Avec Cheikh JAMAL
Un commentateur politique talentueux, certes, mais qui n’a jamais dépassé le stade du verbe. Derrière l’éloquence, je n’ai toujours perçu qu’une quête de confort personnel, bien loin du sacrifice que requiert la cause nationale.
Le Refus de l’Imposture :
Ni Tchiroma, Ni Bello, Ni Cabral.
Ainsi donc, faudrait-il croire qu’en dehors de Kamto, il ne reste plus dans l’opposition camerounaise une figure originale capable d’incarner l’espérance d’un véritable changement ? Faudrait-il que l’on nous serve comme alternatives, ces visages d’opportunisme politique qui n’inspirent que la lassitude ? Par quelle alchimie à la veille d’une élection présidentielle décisive, un Tchiroma, qui hier encore se faisait le héraut du mépris officiel à l’égard du peuple lorsqu’il était ministre de la communication, peut-il soudain se redécouvrir en ´opposant’, et prétendre l’être plus que ceux dont le combat fut constant ? Et que dire de Cabral ? Un commentateur politique talentueux, certes, mais qui n’a jamais dépassé le stade du verbe.
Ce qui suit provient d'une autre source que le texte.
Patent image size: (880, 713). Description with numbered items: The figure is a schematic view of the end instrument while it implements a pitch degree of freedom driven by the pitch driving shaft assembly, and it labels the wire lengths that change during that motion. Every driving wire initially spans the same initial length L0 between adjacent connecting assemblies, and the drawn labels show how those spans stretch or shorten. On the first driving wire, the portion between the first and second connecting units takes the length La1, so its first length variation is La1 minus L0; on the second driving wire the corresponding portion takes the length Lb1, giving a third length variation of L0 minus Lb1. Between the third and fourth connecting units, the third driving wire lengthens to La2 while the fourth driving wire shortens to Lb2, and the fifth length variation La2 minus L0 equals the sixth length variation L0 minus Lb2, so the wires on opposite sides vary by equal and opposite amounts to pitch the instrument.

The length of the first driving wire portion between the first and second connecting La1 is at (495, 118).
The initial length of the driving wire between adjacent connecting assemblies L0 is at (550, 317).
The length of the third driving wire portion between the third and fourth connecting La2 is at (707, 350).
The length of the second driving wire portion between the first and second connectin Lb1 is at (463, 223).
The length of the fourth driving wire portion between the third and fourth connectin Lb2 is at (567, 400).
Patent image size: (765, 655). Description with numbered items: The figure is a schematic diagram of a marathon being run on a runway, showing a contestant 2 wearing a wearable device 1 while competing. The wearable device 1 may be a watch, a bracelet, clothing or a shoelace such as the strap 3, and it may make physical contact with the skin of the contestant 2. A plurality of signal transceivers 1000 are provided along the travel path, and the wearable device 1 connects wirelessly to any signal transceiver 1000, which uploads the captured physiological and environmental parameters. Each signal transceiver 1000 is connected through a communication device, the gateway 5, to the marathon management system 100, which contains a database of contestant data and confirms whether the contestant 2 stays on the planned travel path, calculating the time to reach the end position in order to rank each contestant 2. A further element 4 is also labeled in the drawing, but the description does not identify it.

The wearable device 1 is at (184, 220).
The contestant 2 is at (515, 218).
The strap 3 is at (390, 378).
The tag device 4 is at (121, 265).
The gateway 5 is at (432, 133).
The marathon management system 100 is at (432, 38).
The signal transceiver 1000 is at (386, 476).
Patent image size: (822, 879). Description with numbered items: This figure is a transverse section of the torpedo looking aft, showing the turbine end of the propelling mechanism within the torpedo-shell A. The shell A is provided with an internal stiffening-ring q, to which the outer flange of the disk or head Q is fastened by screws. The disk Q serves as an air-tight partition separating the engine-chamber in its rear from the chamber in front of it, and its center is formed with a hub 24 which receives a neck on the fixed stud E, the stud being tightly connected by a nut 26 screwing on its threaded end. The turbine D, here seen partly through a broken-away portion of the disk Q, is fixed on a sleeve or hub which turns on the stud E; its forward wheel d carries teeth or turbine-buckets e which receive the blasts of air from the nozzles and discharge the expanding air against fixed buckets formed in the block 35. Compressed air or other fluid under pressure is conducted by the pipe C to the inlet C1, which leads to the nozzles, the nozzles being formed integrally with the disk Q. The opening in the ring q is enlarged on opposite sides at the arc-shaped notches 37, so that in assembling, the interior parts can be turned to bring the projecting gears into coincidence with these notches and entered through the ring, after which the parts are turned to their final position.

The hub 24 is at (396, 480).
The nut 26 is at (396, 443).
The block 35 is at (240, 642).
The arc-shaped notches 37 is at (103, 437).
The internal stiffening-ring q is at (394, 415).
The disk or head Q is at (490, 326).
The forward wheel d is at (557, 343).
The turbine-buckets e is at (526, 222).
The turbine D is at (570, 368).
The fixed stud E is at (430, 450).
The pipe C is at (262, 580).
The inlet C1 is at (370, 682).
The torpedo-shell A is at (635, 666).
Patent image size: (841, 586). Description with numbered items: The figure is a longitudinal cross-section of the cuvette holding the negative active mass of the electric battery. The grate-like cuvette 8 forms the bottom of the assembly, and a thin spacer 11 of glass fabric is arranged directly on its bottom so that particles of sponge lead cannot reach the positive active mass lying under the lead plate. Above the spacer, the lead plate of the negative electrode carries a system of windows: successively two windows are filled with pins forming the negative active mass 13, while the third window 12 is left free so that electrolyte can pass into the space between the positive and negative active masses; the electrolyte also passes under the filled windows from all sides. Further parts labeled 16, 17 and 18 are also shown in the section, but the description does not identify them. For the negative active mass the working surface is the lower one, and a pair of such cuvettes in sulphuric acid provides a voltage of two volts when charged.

Derrière l’éloquence, je n’ai toujours perçu qu’une quête de confort personnel, bien loin du sacrifice que requiert la cause nationale. Quant à Bello, je reconnais sa retenue et son respect du jeu républicain mais cela, à mes yeux, demeure insuffisant pour en faire un choix présidentiel.
Non, jamais je ne confierai mon vote à Tchiroma, ni à Bello, encore moins à Cabral. Car le destin du Cameroun ne saurait se réduire à des carrières individuelles, mais doit se confondre avec le courage, la constance et l’intégrité.